Marco Werman: Finally, it's a grim day for fans of dark art. The godfather of the form, H.R.Giger, died yesterday after a fall at age 74. The Swiss artist christened his style "bio-mechanical," think "Alien," you know, the face-sucking body-inhabiting kind. H.R. Giger was the artist and designer for the monster and many of the sets in Ridley Scott's 1979 classic.
Roger Luckhurst: His designs completely transformed the idea of the monster in Gothic science-fiction films.
Werman: Roger Luckhurst is writing a book on Alien for the British Film Institute.
Luckhurst: Beforehand, it had always just been really a very laughable man in a rubber suit and Ridley Scott, as soon as he saw H.R. Giger's paintings, saw that he got the monster that he really wanted and was completely astounded and of course it has completely changed the conception of what scares you in science-fiction monster films now.
Werman: But H.R. Giger was much more than the creative genius behind a movie monster, even if it did get him an Oscar. His art inspired a generation of talented, creative monsters. William Gibson and Neil Gaiman; filmmakers like Guillermo del Toro; and swarms of hoody-clad game designers. By the way, the name is pronounced Ghee-gher, even though he's best known in the US as Guy-gher. His own influences? How about the cult horror-fiction writer, HP Lovecraft.

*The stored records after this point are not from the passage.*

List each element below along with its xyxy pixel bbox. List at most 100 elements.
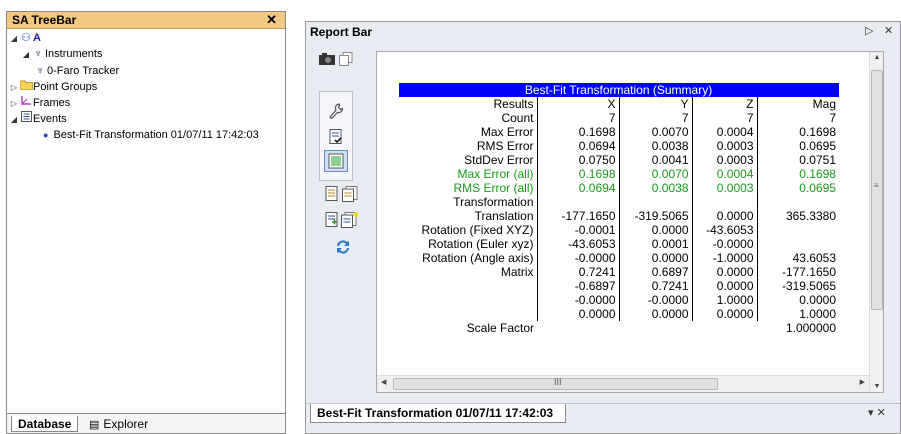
pin-button[interactable]: ▷ [865,24,873,37]
table-row: Scale Factor 1.000000 [399,321,839,335]
cell-z: -1.0000 [692,251,758,265]
cell-y: 0.6897 [619,265,693,279]
row-label: Max Error (all) [399,167,538,181]
cell-y: 0.0070 [619,167,693,181]
cell-mag: 0.0695 [799,138,836,153]
table-row: Rotation (Euler xyz) -43.6053 0.0001 -0.000… [399,237,839,251]
report-toolbar [314,44,359,404]
scroll-down-icon[interactable]: ▼ [870,383,884,390]
cell-y: 0.0041 [619,153,693,167]
row-label: Max Error [399,125,538,139]
tab-explorer-label: Explorer [103,417,149,431]
row-label [399,307,538,321]
hscroll-grip: III [554,377,562,387]
frame-axes-icon [19,95,33,111]
table-row: Max Error (all) 0.1698 0.0070 0.0004 0.1698 [399,167,839,181]
vertical-scrollbar[interactable]: ▲ ≡ ▼ [869,52,883,392]
hscroll-thumb[interactable]: III [393,377,718,390]
scroll-left-icon[interactable]: ◀ [381,378,386,386]
tab-database[interactable]: Database [11,416,79,432]
report-bar-window: Report Bar ▷ ✕ Best-Fit Transformation (… [305,21,901,434]
copy-icon[interactable] [336,49,356,69]
cell-y: Y [619,97,693,111]
tree-node-root[interactable]: ◢ ⚇ A [9,30,41,46]
cell-y: 0.0000 [619,307,693,321]
tree-node-label: A [33,32,41,44]
scroll-right-icon[interactable]: ▶ [860,378,865,386]
table-row: -0.0000 -0.0000 1.0000 0.0000 [399,293,839,307]
collapse-icon[interactable]: ◢ [9,31,19,47]
row-label: Count [399,111,538,125]
expand-icon[interactable]: ▷ [9,80,19,96]
tree-node-label: Events [33,113,67,125]
cell-z: 0.0003 [692,139,758,153]
cell-mag: 1.0000 [799,306,836,321]
tree-node-events[interactable]: ◢ Events [9,111,67,127]
cell-mag [757,237,839,251]
cell-y: 0.7241 [619,279,693,293]
cell-x [537,321,619,335]
cell-z: 7 [692,111,758,125]
tab-best-fit-report[interactable]: Best-Fit Transformation 01/07/11 17:42:0… [310,404,567,423]
tree-node-tracker[interactable]: ♆ 0-Faro Tracker [33,63,119,79]
explorer-icon: ▤ [89,419,100,431]
collapse-icon[interactable]: ◢ [21,47,31,63]
table-row: Rotation (Fixed XYZ) -0.0001 0.0000 -43.605… [399,223,839,237]
cell-mag [757,195,839,209]
report-add-icon[interactable] [322,210,342,230]
cell-z [692,321,757,335]
cell-x: 0.0750 [537,153,620,167]
report-layout-icon[interactable] [324,150,348,172]
multi-report-icon[interactable] [340,184,360,204]
tree-node-event-item[interactable]: ● Best-Fit Transformation 01/07/11 17:42:… [43,127,259,143]
report-close-button[interactable]: ✕ [884,24,893,37]
cell-y: 0.0001 [619,237,693,251]
table-row: 0.0000 0.0000 0.0000 1.0000 [399,307,839,321]
report-tab-strip: Best-Fit Transformation 01/07/11 17:42:0… [306,403,900,433]
cell-x: -177.1650 [537,209,620,223]
collapse-icon[interactable]: ◢ [9,112,19,128]
cell-mag: 0.0751 [799,152,836,167]
tracker-icon: ♆ [35,65,45,77]
cell-y: 0.0038 [619,181,693,195]
tab-explorer[interactable]: ▤ Explorer [83,416,154,432]
cell-mag: 0.0695 [799,180,836,195]
cell-mag: 0.1698 [799,166,836,181]
row-label [399,279,538,293]
tree-node-label: Instruments [45,48,103,60]
tree-node-label: Best-Fit Transformation 01/07/11 17:42:0… [53,129,259,141]
cell-x [537,195,620,209]
report-titlebar: Report Bar ▷ ✕ [306,22,900,42]
cell-z: 0.0000 [692,279,758,293]
row-label: Scale Factor [466,320,534,335]
tree-node-instruments[interactable]: ◢ ♆ Instruments [21,46,103,63]
cell-mag: 0.0000 [799,292,836,307]
wrench-icon[interactable] [326,101,346,121]
camera-icon[interactable] [317,49,337,69]
cell-mag [757,223,839,237]
folder-icon [19,79,33,95]
cell-mag: 1.000000 [785,320,836,335]
scroll-up-icon[interactable]: ▲ [870,54,884,61]
tree-close-button[interactable]: ✕ [266,12,277,28]
scroll-thumb[interactable]: ≡ [871,70,883,310]
cell-x: -0.0000 [537,293,620,307]
table-row: RMS Error 0.0694 0.0038 0.0003 0.0695 [399,139,839,153]
multi-report-new-icon[interactable] [340,210,360,230]
cell-y: 0.0000 [619,223,693,237]
tab-controls[interactable]: ▾ ✕ [868,406,886,419]
tree-node-frames[interactable]: ▷ Frames [9,95,70,111]
report-page-icon[interactable] [322,184,342,204]
refresh-icon[interactable] [333,237,353,257]
tree-tab-strip: Database ▤ Explorer [7,413,285,433]
expand-icon[interactable]: ▷ [9,96,19,112]
tree-node-point-groups[interactable]: ▷ Point Groups [9,79,97,95]
cell-y: 0.0070 [619,125,693,139]
best-fit-summary-table: Best-Fit Transformation (Summary) Result… [399,83,839,335]
cell-z: 0.0000 [692,265,758,279]
cell-mag: 365.3380 [785,208,836,223]
cell-z: 0.0004 [692,125,758,139]
horizontal-scrollbar[interactable]: ◀ III ▶ [377,375,869,392]
cell-x: 0.7241 [537,265,620,279]
report-check-icon[interactable] [326,127,346,147]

Luckhurst: Lovecraft was not really very well known until the 1960's but it was through people like H.R. Giger, who published a book called the "Necronomicon," the book of the dead, which actually was his illustrations for HP Lovecraft, and really I think it's through H.R. Giger's influence in the '70's that Lovecraft became such a major influence on American popular culture now.
Werman: Or at least a certain slice of American popular culture but Luckhurst says H.R. Giger reached inside for inspiration as well.
Luckhurst: He always talked about dredging up his images from his unconscious and there really is no subtext in his paintings, it's all text. Incredibly sexualized but also terrifying images of machines combined usually with women's bodies, actually. He talked about how all of these ideas came from traumatic images or memories from his nightmares. Those images, very sexualized images, became very popular in the 1970's.
Werman: Giger once said his paintings seem to make the strongest impression on people who are, well, crazy. Luckhurst says despite his popularity, Giger always felt that he never got the recognition that he deserved. And yet he lived in extravagant Gothic splendor in a castle in Switzerland.
Luckhurst: He was an extraordinary, a very eccentric figure, a wonderful descendant from that Dali surrealism. So he's not really considered in fine art world to be, as it were, a proper artist, a bit like Salvadore Dali. But actually in the popular culture he's exactly what people want an artist to be: very eccentric, always dressed in black leather, always behaving in a very odd and eccentric way, always muttering darkly about death, sex and despair. What more do you want?
Werman: Artist and designer H.R. Giger died yesterday from a fall. He was 74.